Persönlicher und zugleich brisanter hätte der Abend nicht beginnen können. Gastgeber Hubertus Pellengahr, der Geschäftsführer der Initiative Neue Soziale Marktwirtschaft, hat für den frischen Großvater ein kleines Präsent bereit gelegt, aber auch eine Mahnung: „Ihre Enkeltochter wird die Folgen Ihres politischen Handelns spüren.“
Der Opa in Ausbildung heißt Peer Steinbrück und schaut etwas gequält, aber er weiß, dass Pellengahr Recht hat. Schon ist man mitten in der Debatte über das Rentenpaket der Bundesregierung, das die Koalitionsfraktionen tagsüber geschnürt haben. Abends vertritt der frühere Bundesfinanzminister und SPD-Kanzlerkandidat auf Einladung der INSM und der WirtschaftsWoche „Steinbrücks Standpunkt“ und stellt sich den Fragen von Wiwo-Chefredakteur Roland Tichy.
Was die Koalition zur Altersversorgung ausgehandelt habe, könne gefährlich werden, gibt der Gast unumwunden zu. „Das Problem ist der Paketcharakter“, verweist Steinbrück etwas umständlich auf die Ballung der vielen Kostentreiber: Mütterrente, Rente mit 63, höhere Zahlungen bei Berufsunfähigkeit. Alles, was Union und SPD in ihren Wahlprogrammen aufgeschrieben hätten, sei kaum bezahlbar. „Die Addition der beiden Wunschzettel kann an der normativen Kraft des Faktischen scheitern“, sagt der Finanzexperte. Was er meint: Das Geld wird knapp. Denn dass es neben den jetzt verabredeten Mehrausgaben – immerhin mindestens 160 Milliarden Euro bis zum Jahr 2030 – auch noch für die versprochene Lebensleistungsrente als Mindestausstattung für jeden Senior reicht, hält Steinbrück für unwahrscheinlich. Dann blieben nur drei Möglichkeiten: Beiträge rauf, Rentenniveau runter oder Bundeszuschuss höher, was letztlich Steuererhöhungen erfordern würde. Wann die Regierung zu einem dieser Mittel greifen müsse, wisse er nicht, aber „bestimmt nach 2017“. Da steht nämlich die nächste Bundestagswahl an, aber das sagt Steinbrück mit Rücksicht auf seine Kollegen nicht.

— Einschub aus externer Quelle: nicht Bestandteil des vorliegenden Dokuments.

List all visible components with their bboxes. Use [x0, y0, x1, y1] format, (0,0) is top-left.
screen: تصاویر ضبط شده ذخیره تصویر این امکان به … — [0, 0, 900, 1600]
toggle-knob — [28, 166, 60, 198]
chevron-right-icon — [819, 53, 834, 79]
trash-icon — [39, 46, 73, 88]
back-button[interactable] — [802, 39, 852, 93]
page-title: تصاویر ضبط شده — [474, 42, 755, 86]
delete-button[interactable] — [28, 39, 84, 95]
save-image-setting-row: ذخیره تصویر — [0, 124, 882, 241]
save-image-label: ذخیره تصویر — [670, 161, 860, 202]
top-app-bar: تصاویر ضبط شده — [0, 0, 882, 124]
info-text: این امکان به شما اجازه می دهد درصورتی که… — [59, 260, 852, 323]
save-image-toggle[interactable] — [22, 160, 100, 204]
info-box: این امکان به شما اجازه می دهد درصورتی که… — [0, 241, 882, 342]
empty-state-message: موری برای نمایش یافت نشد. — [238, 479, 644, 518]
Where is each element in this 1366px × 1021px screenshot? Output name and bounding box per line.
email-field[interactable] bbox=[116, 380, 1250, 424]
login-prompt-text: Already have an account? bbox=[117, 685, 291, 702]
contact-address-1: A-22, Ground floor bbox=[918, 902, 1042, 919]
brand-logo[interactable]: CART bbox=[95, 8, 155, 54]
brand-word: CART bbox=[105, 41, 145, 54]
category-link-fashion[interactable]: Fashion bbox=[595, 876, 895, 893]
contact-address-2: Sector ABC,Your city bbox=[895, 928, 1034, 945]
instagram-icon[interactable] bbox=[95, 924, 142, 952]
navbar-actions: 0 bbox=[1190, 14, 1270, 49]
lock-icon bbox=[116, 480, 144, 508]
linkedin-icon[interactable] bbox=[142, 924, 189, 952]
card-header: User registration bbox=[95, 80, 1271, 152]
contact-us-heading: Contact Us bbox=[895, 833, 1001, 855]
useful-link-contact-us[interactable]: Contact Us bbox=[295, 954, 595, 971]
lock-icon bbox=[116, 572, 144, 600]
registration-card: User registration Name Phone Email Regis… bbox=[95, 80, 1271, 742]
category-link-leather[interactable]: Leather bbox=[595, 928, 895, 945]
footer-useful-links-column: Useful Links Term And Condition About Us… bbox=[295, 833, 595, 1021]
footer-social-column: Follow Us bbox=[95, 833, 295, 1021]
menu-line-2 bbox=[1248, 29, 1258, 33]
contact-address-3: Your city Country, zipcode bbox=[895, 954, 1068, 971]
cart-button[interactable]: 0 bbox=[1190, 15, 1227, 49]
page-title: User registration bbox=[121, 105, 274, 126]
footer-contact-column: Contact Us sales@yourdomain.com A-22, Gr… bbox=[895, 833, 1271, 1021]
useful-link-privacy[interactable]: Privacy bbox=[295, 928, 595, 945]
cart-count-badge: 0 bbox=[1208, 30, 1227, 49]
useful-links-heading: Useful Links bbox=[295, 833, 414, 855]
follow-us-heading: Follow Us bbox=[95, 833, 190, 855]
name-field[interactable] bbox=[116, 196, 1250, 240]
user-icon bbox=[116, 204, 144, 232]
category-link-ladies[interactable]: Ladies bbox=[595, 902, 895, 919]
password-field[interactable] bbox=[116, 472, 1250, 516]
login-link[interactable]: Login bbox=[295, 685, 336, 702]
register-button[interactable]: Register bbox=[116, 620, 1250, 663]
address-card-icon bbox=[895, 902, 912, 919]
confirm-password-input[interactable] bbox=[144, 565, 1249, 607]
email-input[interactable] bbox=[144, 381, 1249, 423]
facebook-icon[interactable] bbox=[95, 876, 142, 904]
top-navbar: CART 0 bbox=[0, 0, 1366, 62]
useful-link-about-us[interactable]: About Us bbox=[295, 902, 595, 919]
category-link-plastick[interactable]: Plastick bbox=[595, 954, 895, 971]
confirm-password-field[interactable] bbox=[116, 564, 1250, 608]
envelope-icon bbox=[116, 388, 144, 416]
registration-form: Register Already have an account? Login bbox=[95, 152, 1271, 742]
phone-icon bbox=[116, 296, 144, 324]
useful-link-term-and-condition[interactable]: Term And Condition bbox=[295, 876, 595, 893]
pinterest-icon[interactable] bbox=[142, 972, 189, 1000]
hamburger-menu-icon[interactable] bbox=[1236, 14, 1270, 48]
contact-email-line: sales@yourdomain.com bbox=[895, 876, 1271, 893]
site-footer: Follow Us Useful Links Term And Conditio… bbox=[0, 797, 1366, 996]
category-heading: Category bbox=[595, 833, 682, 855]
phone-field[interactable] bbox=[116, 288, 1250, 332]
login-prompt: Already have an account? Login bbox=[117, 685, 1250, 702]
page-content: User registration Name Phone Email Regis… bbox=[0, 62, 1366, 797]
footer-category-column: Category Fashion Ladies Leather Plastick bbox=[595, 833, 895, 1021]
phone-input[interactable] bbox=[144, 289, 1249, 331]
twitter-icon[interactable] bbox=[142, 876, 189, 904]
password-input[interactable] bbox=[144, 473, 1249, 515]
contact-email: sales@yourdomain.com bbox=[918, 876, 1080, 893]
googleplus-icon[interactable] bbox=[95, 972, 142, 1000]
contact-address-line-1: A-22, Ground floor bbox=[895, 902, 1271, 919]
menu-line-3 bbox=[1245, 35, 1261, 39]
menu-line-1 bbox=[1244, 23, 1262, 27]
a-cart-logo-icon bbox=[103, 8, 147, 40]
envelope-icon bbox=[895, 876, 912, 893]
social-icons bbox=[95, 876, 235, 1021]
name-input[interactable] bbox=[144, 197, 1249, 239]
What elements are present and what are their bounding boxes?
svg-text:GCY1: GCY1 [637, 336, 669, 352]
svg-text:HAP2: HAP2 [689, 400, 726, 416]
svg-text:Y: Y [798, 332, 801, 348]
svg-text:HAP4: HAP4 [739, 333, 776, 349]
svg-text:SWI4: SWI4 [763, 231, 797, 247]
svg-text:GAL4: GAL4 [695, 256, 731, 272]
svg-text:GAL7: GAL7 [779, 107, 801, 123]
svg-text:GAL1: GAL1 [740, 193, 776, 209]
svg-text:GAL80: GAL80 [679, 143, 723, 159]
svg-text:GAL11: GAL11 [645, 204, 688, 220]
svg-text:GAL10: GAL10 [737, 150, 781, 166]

Steinbrück stört die Mütterrente, das teuerste Element des Gesamtpakets, der Wunsch der CDU/CSU. „Eine Mütterrente dürfte nicht aus den Beiträgen finanziert werden, sondern aus dem Bundeshaushalt“, schimpft Steinbrück und gibt damit der großen Mehrheit der Kritiker aus der Wissenschaft Recht. Von der Rente mit 63, dem Lieblingsinstrument der SPD, distanziert sich der Genosse nicht. Schließlich habe er im Wahlkampf aus Überzeugung dafür geworben; da könne er sich jetzt „nicht selbst dementieren“. Dass es nach 45 Jahren Beitragszahlung genug sei, entspräche dem Gefühl vieler Menschen.